Open danielsakhapov opened 5 days ago

danielsakhapov commented 5 days ago

prev and next <scroll-button-direction> values make ::scroll-button() selectors layout dependent, but the spec doesn't define the time and the way browsers should match it.

I want to discuss if we really need them at all, and then either remove them or better specify what and when to do. This layout dependency for CSS selectors is a new thing, so, I want to also discuss the complexity vs the usefullness of it.

cc: @tabatkins @flackr @lilles

flackr commented 4 days ago

I think one way we could get rid of the layout dependency is to have prev and next be separate from the other scroll-button pseudo-elements. Then the selector always refers to the "prev" and "next" pseudo, whose direction only needs to be known when the button is activated.

That said, I think we could make these work in a similar way to scroll state queries where we rerun style and layout if the matched pseudo changes from the initially matched one.

tabatkins commented 4 days ago

Hm, so having six buttons - block-axis, inline-axis, and longest-axis? That could work.

flackr commented 8 hours ago

so having six buttons - block-axis, inline-axis, and longest-axis? That could work.

Yes exactly. Though i don't want to overly bias towards ease of implementation. If it's feasible to have the selector change what it matches triggering a restyle / relayout just as we require with many of the other scroll state dependent things, then we should consider what the ergonomics / performance is like and what we'd be losing / gaining to have prev/next be a longest-axis.

My rough thinking, considering the two options:

  1. Having prev / next map to block-start / block-end or inline-start / inline-end.

    • Allows authors to style the buttons generically, with axis-specific parts coming from a style block for the axis, e.g.
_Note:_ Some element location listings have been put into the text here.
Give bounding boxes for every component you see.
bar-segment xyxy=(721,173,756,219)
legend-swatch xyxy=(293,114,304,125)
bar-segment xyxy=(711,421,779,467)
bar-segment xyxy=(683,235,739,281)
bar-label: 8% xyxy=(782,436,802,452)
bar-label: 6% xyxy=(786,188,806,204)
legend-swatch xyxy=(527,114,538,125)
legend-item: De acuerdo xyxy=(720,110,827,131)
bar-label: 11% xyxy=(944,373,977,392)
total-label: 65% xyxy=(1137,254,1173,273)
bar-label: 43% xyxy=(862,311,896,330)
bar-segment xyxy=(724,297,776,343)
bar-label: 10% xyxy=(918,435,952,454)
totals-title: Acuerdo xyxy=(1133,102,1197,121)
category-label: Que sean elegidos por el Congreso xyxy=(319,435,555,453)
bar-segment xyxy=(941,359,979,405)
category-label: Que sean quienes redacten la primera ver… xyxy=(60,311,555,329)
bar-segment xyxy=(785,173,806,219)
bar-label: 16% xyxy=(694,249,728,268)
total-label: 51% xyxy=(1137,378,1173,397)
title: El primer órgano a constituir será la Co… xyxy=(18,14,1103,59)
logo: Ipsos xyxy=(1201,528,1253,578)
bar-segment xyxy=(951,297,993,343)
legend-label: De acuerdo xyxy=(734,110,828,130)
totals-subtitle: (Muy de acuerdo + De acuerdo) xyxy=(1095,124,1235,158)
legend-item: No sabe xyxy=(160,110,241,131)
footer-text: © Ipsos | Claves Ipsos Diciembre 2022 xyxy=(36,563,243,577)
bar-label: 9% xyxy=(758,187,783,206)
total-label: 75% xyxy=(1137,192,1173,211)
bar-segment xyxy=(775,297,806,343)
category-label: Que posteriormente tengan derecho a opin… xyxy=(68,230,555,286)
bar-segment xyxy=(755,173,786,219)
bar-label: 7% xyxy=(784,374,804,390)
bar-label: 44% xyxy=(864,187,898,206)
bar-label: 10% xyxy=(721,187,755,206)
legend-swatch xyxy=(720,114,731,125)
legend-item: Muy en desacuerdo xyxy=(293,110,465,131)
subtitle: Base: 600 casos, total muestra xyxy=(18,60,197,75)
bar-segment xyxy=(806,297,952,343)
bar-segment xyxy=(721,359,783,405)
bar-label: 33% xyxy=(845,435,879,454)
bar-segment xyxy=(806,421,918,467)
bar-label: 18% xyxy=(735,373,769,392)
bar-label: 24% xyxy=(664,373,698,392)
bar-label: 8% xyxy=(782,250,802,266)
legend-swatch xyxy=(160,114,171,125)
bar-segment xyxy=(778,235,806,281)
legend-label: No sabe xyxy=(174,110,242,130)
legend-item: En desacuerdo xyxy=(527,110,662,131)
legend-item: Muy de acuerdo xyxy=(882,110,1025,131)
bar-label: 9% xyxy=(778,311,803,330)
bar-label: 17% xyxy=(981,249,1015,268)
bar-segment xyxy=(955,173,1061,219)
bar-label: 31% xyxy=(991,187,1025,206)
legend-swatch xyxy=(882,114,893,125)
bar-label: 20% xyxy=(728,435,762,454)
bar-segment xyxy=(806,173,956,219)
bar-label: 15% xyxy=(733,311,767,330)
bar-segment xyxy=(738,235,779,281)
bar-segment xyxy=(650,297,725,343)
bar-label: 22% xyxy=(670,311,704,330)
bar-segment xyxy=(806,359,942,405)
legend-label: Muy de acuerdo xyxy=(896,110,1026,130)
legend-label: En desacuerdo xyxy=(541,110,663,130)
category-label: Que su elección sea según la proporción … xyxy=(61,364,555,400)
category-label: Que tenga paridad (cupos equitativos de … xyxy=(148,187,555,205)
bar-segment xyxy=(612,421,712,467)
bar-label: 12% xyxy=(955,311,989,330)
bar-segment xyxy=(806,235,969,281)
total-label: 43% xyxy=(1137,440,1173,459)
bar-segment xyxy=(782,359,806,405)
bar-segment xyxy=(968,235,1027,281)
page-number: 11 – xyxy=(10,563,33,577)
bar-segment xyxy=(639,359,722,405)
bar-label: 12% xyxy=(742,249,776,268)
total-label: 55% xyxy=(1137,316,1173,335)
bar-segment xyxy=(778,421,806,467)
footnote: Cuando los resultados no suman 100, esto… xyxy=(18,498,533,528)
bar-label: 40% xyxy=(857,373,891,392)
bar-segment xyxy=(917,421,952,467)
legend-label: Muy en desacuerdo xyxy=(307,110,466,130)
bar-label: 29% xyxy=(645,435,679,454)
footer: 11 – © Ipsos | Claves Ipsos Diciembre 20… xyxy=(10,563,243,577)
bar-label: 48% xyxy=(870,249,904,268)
      /* Common button styling */
      .scroller::scroll-button(*) {
      /* Hides all of the buttons so that only the longest axis ones are shown. */
      display: none;
      }
      
      /* Physical direction specific styling (could add positioning styles as well here e.g. anchor constraints): */
      .scroller::scroll-button(left) { content: url(arrow-left.png); content: "" / "Scroll left"; }
      .scroller::scroll-button(right) { content: url(arrow-right.png); content: "" / "Scroll right"; }
      .scroller::scroll-button(up) { content: url(arrow-up.png); content: "" / "Scroll up"; }
      .scroller::scroll-button(down) { content: url(arrow-down.png); content: "" / "Scroll down"; }
      
      /* Displays the buttons for the longest direction. */
      .scroller::scroll-button(prev), .scroller::scroll-button(next) {
      display: block;
      }
    • Layout dependences means that it would probably be a common case of needing an additional style/layout pass.
  2. Having prev / next map to a different pair of scroll buttons for longest-axis.
    • Supports transitions on button properties if/when the longest axis changes. Though it's unclear how you'd position them to where you want them for the longest axis without knowing that axis at style time.
    • Makes the selector independent of the layout - layout information is only required at the point of using the button.
    • We might need a mechanism for querying / using the logical and/or physical direction, which could lose much of the benefit gained of having the selector be layout independent.

With both,

My general thinking is that there are real developer benefits to having prev / next map to the direction-specific buttons for use cases where they would be used and that we should try to do this if possible.